Extracting Text From MSG and EML

alpcos · March 6, 2013, 4:27am

Hi,

I need to extract plain text (not just the body, but all possible text data) from MSG and EML files; with the most efficient way possible. The extracted text will be used for indexing - so no formatting etc. required - just plain text.

Can you please advise on what is the best way (in terms of reliability and performance) to do this?

Thanks.

alpcos · March 6, 2013, 5:41am

Ok, I have visited all attirbutes and created a merged text. That will do the job for me; but for some emails, I have the bodyencoding field such as UTF8 and if I get bodytext directly, some characters are lost/incorrect. I do know the correct encoding from body encoding; but how will I use it?

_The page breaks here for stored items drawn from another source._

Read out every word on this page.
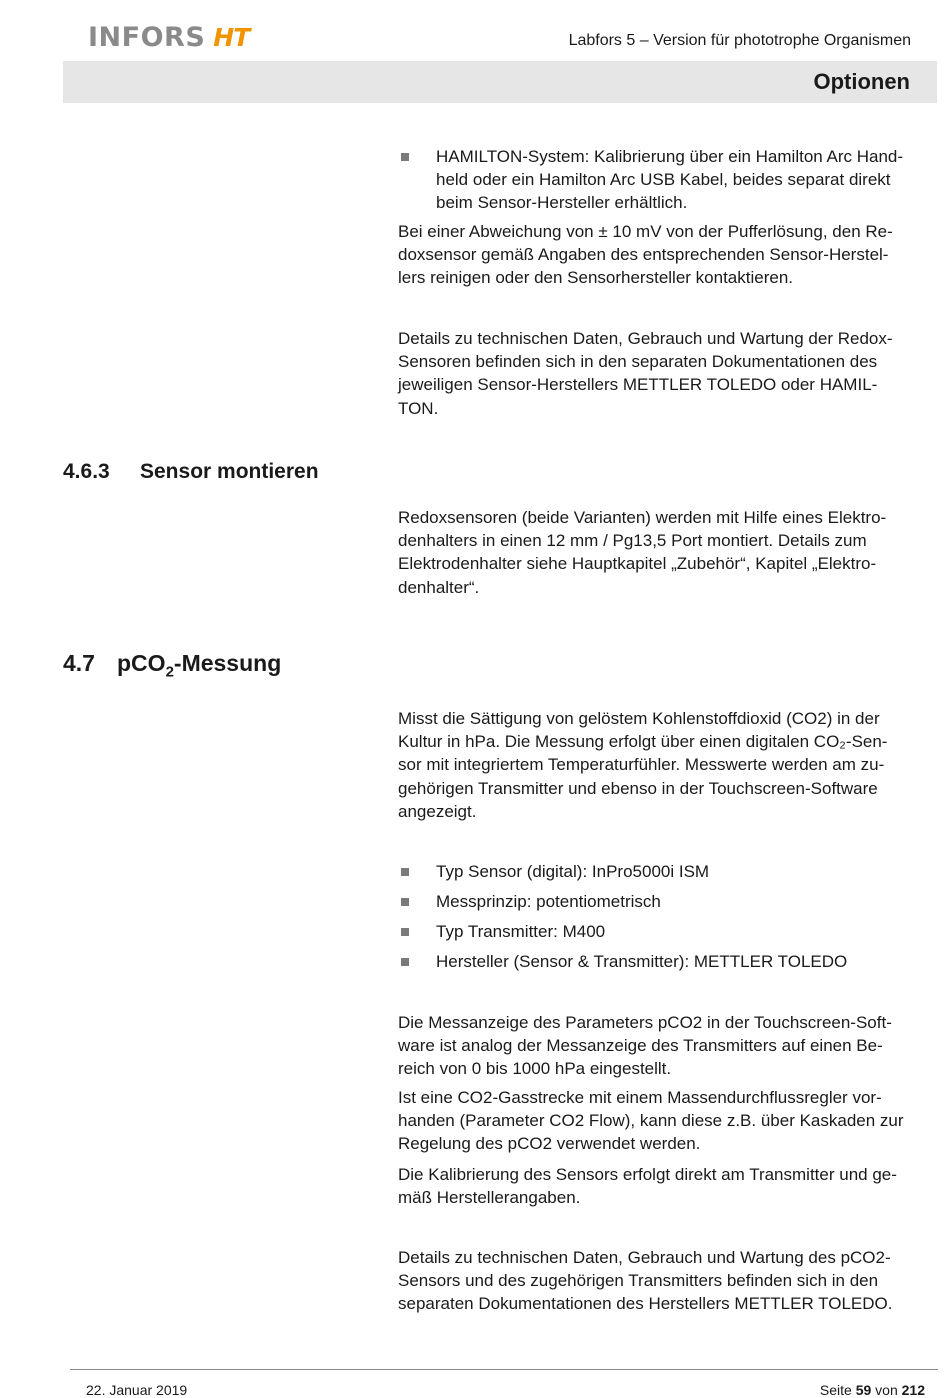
INFORS HT	Labfors 5 – Version für phototrophe Organismen
Optionen
HAMILTON-System: Kalibrierung über ein Hamilton Arc Hand-
held oder ein Hamilton Arc USB Kabel, beides separat direkt
beim Sensor-Hersteller erhältlich.
Bei einer Abweichung von ± 10 mV von der Pufferlösung, den Re-
doxsensor gemäß Angaben des entsprechenden Sensor-Herstel-
lers reinigen oder den Sensorhersteller kontaktieren.
Details zu technischen Daten, Gebrauch und Wartung der Redox-
Sensoren befinden sich in den separaten Dokumentationen des
jeweiligen Sensor-Herstellers METTLER TOLEDO oder HAMIL-
TON.
4.6.3 Sensor montieren
Redoxsensoren (beide Varianten) werden mit Hilfe eines Elektro-
denhalters in einen 12 mm / Pg13,5 Port montiert. Details zum
Elektrodenhalter siehe Hauptkapitel „Zubehör“, Kapitel „Elektro-
denhalter“.
4.7 pCO$_2$-Messung
Misst die Sättigung von gelöstem Kohlenstoffdioxid (CO2) in der
Kultur in hPa. Die Messung erfolgt über einen digitalen CO₂-Sen-
sor mit integriertem Temperaturfühler. Messwerte werden am zu-
gehörigen Transmitter und ebenso in der Touchscreen-Software
angezeigt.
Typ Sensor (digital): InPro5000i ISM
Messprinzip: potentiometrisch
Typ Transmitter: M400
Hersteller (Sensor & Transmitter): METTLER TOLEDO
Die Messanzeige des Parameters pCO2 in der Touchscreen-Soft-
ware ist analog der Messanzeige des Transmitters auf einen Be-
reich von 0 bis 1000 hPa eingestellt.
Ist eine CO2-Gasstrecke mit einem Massendurchflussregler vor-
handen (Parameter CO2 Flow), kann diese z.B. über Kaskaden zur
Regelung des pCO2 verwendet werden.
Die Kalibrierung des Sensors erfolgt direkt am Transmitter und ge-
mäß Herstellerangaben.
Details zu technischen Daten, Gebrauch und Wartung des pCO2-
Sensors und des zugehörigen Transmitters befinden sich in den
separaten Dokumentationen des Herstellers METTLER TOLEDO.
22. Januar 2019	Seite 59 von 212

How can I get the body text with correct encoding, so the text is totally correct?

Please advise.

Thanks.

kashif.iqbal · March 6, 2013, 11:05am

Hi Alp,

Sorry for a delayed response.

Generally, you can apply any encoding to an array of bytes the following way:

Encoding utf8 = Encoding.UTF8;

string strText = utf8.GetString(BytesData);

where BytesData represents the bytes representation of text/string.

Can you please provide us with such a sample message file where the characters are lost/incorrect. We’ll also look into it for our reference.